StandaloneIndexerServer (source code)
is a standalone service that subscribe to ledger changes using ReadService and inserts the data into a SQL backend (“index”) for the purpose of serving the data over the Ledger API.
StandaloneIndexServer (source code)
is a class containing all the code to implement the Ledger API on top of an ledger backend. It serves the data from a SQL database populated by the StandaloneIndexerServer.

Deploying a DAML Ledger

TODO (BETA):

  • explain recommended approach for Ledger API authorization (GitHub issue)
  • explain option of using a persistent SQL-backed participant state index (GitHub issue).
  • explain how testing of DAML applications (ledger reset, time manipulation, scripted package upload) can be supported by a uniform admin interface (GitHub issue).

Authorization

To implement authorization on your ledger, do the following modifications to your code:

  • Implement the com.daml.ledger.api.auth.AuthService (source code) interface. An AuthService receives all HTTP headers attached to a gRPC ledger API request and returns a set of Claims (source code), which describe the authorization of the request.
  • Instantiate a com.daml.ledger.api.auth.interceptor.AuthorizationInterceptor (source code), and pass it an instance of your AuthService implementation. This interceptor will be responsible for storing the decoded Claims in a place where ledger API services can access them.
  • When starting the com.daml.platform.apiserver.LedgerApiServer (source code), add the above AuthorizationInterceptor to the list of interceptors (see interceptors parameter of LedgerApiServer.create).

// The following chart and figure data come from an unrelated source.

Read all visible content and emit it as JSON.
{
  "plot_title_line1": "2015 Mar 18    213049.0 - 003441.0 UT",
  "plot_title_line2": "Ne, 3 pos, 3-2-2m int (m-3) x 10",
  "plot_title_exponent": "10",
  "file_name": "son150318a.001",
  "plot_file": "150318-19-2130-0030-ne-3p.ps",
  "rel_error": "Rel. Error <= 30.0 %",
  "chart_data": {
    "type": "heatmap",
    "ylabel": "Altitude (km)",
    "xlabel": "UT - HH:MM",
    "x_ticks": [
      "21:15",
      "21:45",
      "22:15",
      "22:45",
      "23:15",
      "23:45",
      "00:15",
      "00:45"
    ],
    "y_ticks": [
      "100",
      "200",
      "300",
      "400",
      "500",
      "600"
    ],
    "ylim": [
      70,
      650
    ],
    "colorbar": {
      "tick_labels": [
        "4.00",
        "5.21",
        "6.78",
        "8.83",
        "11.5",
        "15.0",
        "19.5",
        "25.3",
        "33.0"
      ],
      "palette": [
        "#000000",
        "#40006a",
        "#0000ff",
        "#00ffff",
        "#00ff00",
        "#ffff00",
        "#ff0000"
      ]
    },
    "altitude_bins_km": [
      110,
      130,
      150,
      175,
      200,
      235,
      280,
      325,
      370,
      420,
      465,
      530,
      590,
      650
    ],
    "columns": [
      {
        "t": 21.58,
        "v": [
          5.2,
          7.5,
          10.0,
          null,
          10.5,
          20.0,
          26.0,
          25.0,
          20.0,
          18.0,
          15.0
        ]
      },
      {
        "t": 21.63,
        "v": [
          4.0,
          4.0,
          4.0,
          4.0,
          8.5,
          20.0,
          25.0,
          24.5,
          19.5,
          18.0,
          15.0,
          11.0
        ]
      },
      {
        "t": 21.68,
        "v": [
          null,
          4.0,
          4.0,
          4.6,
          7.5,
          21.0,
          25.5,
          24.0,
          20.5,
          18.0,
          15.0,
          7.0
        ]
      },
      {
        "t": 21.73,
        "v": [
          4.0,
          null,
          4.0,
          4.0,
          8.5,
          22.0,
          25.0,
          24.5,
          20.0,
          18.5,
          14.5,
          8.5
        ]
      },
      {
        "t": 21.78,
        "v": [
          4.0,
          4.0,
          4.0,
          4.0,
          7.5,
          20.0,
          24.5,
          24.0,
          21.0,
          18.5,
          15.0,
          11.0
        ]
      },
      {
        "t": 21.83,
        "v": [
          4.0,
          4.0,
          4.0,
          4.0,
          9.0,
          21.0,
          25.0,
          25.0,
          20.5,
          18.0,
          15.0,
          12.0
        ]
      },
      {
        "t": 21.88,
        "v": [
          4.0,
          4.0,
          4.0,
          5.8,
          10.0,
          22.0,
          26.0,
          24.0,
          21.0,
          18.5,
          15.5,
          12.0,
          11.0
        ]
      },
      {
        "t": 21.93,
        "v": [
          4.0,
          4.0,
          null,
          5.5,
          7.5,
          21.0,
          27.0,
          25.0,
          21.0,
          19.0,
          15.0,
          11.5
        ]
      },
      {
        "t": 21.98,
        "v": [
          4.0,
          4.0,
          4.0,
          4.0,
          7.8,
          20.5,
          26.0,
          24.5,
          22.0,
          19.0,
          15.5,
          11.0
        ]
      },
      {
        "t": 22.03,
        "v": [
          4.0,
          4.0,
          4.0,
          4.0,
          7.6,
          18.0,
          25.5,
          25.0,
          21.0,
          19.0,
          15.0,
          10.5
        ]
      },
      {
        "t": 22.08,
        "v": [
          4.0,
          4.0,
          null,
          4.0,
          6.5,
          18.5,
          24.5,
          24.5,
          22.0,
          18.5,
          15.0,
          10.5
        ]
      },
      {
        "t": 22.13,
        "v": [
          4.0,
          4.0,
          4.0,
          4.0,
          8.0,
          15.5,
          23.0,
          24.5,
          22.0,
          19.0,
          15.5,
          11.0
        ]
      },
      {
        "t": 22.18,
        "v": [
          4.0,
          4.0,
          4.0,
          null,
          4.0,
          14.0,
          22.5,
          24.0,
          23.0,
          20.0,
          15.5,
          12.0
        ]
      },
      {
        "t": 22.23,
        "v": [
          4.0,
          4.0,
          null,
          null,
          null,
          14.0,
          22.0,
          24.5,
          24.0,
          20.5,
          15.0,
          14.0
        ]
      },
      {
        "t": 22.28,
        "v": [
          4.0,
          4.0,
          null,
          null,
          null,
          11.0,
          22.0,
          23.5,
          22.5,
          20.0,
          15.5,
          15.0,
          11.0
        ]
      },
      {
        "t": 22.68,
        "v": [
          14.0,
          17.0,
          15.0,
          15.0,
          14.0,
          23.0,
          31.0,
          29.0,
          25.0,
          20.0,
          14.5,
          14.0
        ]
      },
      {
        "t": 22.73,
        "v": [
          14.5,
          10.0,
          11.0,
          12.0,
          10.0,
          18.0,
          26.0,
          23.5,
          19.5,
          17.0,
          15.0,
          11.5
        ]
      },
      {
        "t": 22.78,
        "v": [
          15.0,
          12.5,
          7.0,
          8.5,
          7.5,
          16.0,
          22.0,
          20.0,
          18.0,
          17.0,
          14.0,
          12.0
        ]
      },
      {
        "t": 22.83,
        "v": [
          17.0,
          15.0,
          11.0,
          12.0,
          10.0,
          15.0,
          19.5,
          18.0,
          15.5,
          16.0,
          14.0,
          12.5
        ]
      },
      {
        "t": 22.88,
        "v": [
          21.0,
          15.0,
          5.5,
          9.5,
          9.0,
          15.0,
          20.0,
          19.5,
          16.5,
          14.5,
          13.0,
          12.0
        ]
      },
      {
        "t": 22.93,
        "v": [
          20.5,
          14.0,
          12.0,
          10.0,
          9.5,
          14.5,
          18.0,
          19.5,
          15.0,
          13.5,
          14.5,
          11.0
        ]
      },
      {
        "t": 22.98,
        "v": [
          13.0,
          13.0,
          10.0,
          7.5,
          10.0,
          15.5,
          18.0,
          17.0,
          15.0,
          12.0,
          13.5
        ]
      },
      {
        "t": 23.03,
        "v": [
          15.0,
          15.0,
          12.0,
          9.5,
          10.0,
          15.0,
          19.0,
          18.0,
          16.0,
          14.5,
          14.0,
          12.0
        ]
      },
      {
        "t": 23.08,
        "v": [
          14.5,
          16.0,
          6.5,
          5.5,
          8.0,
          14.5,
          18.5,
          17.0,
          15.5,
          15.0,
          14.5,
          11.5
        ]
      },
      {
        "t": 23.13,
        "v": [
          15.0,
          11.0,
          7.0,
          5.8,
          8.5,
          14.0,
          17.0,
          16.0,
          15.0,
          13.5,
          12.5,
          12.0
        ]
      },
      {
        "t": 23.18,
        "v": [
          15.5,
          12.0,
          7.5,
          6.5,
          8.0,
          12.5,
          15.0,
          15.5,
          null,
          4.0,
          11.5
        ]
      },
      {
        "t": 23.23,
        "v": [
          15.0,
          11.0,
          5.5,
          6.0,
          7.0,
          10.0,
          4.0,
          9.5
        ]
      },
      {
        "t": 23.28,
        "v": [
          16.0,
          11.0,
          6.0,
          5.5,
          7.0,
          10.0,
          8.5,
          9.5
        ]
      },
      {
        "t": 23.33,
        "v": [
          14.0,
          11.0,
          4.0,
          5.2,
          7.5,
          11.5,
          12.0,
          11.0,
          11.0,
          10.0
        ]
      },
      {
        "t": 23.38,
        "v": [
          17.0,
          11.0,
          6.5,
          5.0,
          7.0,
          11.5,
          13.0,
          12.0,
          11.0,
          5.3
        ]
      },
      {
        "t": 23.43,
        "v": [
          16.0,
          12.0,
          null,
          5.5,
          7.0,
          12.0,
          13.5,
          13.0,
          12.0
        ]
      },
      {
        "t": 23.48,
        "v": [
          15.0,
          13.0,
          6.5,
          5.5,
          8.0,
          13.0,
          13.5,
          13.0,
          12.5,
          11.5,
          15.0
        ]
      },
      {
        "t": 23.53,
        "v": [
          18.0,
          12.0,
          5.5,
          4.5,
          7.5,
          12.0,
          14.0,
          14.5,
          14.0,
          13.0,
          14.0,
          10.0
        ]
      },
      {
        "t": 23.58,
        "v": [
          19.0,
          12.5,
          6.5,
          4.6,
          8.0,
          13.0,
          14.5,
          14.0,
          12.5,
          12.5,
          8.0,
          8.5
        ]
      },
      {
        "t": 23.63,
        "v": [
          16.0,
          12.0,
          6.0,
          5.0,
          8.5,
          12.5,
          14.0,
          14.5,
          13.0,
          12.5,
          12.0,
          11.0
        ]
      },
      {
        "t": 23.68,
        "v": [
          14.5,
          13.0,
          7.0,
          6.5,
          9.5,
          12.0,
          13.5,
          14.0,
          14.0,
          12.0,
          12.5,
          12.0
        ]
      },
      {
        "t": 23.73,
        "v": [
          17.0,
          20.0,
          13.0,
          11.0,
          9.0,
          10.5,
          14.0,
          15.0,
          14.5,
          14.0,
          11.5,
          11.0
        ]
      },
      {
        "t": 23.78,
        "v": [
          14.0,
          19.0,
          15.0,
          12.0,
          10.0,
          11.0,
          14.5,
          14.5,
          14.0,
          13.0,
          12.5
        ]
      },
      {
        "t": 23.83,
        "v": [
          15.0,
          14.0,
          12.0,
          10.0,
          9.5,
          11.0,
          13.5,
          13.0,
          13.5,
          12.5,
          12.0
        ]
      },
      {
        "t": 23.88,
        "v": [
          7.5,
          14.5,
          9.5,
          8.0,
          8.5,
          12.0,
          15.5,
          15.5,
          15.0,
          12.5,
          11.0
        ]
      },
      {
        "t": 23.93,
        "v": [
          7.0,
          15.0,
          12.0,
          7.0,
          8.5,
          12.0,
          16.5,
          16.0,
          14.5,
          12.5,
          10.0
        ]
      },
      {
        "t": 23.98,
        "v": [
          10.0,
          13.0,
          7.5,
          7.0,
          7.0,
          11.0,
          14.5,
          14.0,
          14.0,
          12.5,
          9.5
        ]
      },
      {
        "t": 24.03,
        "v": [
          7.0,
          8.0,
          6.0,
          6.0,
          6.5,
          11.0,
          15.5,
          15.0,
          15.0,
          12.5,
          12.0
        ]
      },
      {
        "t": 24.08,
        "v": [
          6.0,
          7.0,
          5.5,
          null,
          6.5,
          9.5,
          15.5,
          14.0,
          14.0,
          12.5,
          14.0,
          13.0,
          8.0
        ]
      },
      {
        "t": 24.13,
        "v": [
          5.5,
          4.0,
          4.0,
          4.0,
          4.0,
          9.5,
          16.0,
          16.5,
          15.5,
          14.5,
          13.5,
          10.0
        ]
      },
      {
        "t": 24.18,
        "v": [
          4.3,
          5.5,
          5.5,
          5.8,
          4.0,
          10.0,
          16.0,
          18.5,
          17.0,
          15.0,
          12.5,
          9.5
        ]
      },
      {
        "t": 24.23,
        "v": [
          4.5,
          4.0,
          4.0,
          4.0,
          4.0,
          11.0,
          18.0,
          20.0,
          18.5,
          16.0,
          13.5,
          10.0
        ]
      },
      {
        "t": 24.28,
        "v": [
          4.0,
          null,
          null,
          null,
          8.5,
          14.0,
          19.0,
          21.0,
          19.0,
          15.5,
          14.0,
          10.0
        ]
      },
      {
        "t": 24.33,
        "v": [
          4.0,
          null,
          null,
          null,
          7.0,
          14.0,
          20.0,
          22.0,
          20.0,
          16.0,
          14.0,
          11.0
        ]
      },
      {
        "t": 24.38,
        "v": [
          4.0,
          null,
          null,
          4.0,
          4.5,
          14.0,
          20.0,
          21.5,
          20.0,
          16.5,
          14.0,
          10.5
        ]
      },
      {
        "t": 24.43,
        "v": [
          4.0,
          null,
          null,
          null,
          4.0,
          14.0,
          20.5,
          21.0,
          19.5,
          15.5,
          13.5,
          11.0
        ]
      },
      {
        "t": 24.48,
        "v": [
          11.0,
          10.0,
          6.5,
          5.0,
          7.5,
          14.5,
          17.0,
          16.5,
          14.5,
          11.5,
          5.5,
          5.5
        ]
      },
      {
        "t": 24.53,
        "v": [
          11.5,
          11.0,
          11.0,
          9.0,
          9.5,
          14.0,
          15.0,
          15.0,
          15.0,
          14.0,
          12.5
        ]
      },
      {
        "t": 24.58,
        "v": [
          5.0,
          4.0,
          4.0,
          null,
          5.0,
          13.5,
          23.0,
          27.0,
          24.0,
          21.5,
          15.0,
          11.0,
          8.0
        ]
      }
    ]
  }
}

For reference, you can have a look at how authorization is implemented in the sandbox:

  • The com.daml.ledger.api.auth.AuthServiceJWT class (source code) reads a JWT token from HTTP headers.
  • The com.daml.ledger.api.auth.AuthServiceJWTPayload class (source code) defines the format of the token payload.
  • The token signature algorithm and the corresponding public key is specified as a sandbox command line parameter.

Testing a DAML Ledger

You can test your DAML ledger implementation using Ledger API Test Tool, which will assess correctness of implementation of the Ledger API. For example, it will show you if there are consistency or conformance problem with your implementation.

Assuming that your Ledger API endpoint is accessible at localhost:6865, you can use the tool in the following manner:

  1. Download the Ledger API Test Tool from Maven and save it as ledger-api-test-tool.jar in your current directory.

  2. Obtain the DAML archives required to run the tests:

    java -jar ledger-api-test-tool.jar --extract

  3. Load all .dar files extracted in the current directory into your Ledger.

  4. Run the tool against your ledger:

    java -jar ledger-api-test-tool.jar localhost:6865

See more in Ledger API Test Tool.

Benchmarking a DAML Ledger

TODO (BETA):

  • explain how to use the ledger-api-bench tool to evaluate the performance of your implementation of the Ledger API (GitHub issue).